Brazilian oil company Petrobras has informed that the accumulated oil production from the Tupi offshore field in Brazil recently hit the 2 billion barrels of oil equivalent (boe) mark.
The field, dubbed the largest deepwater oil producer in the world, with approximately 1 million barrels per day (bpd), hit the 2 billion barrel milestone in July, Petrobras said, citing data from the national oil and gas regulator ANP.
"This accumulated production occurs just ten years after the start of the first permanent production system, the Floating Production Storage and Offloading (FPSO) Cidade Angra dos Reis, and fourteen years after it was discovered, in 2006," Petrobras.
From 2010 to 2019, the consortium, formed by Petrobras, with a 65% stake in partnership with Shell Brasil Petróleo Ltda (25%) and Petrogal Brasil S.A. (10%), put into operation nine production systems, an average of one system per year.
Looking ahead, Petrobras said that it has with its partners in the BM-S-11 block, already developed several initiatives aimed at revitalizing the field even before the start of its decline, seeking to increase the oil and gas recovery factor that can be extracted from the field and, thus, maximize the value of the asset for the company.

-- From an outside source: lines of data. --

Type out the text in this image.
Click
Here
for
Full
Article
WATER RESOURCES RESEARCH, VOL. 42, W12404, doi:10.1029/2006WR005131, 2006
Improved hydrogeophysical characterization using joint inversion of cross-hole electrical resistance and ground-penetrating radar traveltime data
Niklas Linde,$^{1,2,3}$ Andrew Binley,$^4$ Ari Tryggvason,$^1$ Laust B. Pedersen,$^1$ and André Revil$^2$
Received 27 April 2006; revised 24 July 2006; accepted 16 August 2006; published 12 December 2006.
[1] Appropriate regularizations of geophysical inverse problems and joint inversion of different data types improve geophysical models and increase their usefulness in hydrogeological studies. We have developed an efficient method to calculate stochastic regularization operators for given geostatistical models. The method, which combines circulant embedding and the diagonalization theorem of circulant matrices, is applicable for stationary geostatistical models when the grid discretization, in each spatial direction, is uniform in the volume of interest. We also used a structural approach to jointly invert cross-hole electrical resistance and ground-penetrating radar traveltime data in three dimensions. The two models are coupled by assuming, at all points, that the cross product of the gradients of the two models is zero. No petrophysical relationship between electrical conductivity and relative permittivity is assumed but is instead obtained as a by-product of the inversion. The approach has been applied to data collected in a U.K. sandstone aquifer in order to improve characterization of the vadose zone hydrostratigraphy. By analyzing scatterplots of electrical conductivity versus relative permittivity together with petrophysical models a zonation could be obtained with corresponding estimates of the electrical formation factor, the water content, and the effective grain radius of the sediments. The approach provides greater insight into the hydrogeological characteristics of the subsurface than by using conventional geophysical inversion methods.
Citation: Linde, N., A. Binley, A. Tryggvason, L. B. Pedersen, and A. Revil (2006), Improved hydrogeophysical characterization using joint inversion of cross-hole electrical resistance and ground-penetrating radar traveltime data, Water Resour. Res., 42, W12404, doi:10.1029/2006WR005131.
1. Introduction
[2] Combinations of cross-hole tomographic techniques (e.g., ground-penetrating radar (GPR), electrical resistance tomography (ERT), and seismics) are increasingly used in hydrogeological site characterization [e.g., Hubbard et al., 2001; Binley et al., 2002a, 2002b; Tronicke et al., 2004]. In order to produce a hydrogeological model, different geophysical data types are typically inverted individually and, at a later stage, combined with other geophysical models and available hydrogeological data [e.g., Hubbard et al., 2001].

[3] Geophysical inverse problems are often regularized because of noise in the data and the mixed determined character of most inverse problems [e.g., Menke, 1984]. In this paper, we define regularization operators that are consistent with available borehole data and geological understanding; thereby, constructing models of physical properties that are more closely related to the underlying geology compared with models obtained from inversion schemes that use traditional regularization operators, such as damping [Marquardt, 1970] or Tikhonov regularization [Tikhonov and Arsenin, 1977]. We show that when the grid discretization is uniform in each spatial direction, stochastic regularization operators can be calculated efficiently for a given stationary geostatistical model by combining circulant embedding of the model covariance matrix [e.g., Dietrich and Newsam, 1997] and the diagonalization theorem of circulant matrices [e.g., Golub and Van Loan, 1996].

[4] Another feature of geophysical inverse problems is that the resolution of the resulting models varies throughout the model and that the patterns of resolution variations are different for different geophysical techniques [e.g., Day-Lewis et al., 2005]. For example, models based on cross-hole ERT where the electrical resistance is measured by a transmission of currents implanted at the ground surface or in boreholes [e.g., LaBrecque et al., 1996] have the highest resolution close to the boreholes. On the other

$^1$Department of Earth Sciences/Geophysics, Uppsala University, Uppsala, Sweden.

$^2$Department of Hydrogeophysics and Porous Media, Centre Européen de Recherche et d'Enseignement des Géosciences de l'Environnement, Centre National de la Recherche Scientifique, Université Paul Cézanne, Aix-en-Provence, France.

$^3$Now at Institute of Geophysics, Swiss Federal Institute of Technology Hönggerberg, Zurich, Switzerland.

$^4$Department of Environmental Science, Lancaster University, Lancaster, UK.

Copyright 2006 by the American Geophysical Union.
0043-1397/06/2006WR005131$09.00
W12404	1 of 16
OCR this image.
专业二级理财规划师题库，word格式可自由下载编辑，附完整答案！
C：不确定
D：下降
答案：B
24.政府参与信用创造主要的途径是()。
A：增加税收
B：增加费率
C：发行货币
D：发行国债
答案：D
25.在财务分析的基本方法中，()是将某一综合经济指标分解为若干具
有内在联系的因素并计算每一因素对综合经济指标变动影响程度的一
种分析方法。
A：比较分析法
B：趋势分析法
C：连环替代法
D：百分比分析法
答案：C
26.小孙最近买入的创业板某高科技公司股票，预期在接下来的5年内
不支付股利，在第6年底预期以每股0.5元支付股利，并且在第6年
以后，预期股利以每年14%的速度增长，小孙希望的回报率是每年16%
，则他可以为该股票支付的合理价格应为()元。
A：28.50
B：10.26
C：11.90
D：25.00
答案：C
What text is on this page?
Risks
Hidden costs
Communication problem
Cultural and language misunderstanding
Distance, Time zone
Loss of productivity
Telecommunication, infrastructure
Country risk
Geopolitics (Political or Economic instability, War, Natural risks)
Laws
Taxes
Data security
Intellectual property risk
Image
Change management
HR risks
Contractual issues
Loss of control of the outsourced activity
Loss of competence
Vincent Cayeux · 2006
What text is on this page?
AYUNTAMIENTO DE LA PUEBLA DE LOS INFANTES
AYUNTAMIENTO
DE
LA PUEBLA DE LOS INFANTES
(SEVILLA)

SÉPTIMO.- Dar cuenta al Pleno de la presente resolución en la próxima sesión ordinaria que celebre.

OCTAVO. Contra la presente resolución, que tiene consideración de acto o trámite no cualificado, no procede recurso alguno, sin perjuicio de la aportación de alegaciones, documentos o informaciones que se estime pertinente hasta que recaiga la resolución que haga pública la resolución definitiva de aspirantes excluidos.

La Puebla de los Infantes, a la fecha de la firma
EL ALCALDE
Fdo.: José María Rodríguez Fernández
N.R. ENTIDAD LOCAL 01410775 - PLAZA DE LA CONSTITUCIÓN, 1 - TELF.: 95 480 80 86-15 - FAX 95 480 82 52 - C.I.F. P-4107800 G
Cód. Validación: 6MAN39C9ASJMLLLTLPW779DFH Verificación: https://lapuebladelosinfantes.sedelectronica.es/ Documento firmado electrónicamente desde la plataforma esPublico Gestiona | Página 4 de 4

"For this, the company develops projects, such as interconnecting new wells into already implemented production systems and the use of alternating water and gas injection technology (Water Alternating Gas - WAG), to maintain the reservoir's pressure," Petrobras said.
To remind, Petrobras earlier this month changed the name of the field from Lula to back to Tupi.
Petrobras had renamed the field from Tupi to Lula in 2010, however, a court recently ordered it to change the name as, while the word Lula means "squid" in Portuguese, it is also the nickname of the former Brazil president Luiz Inacio da Silva.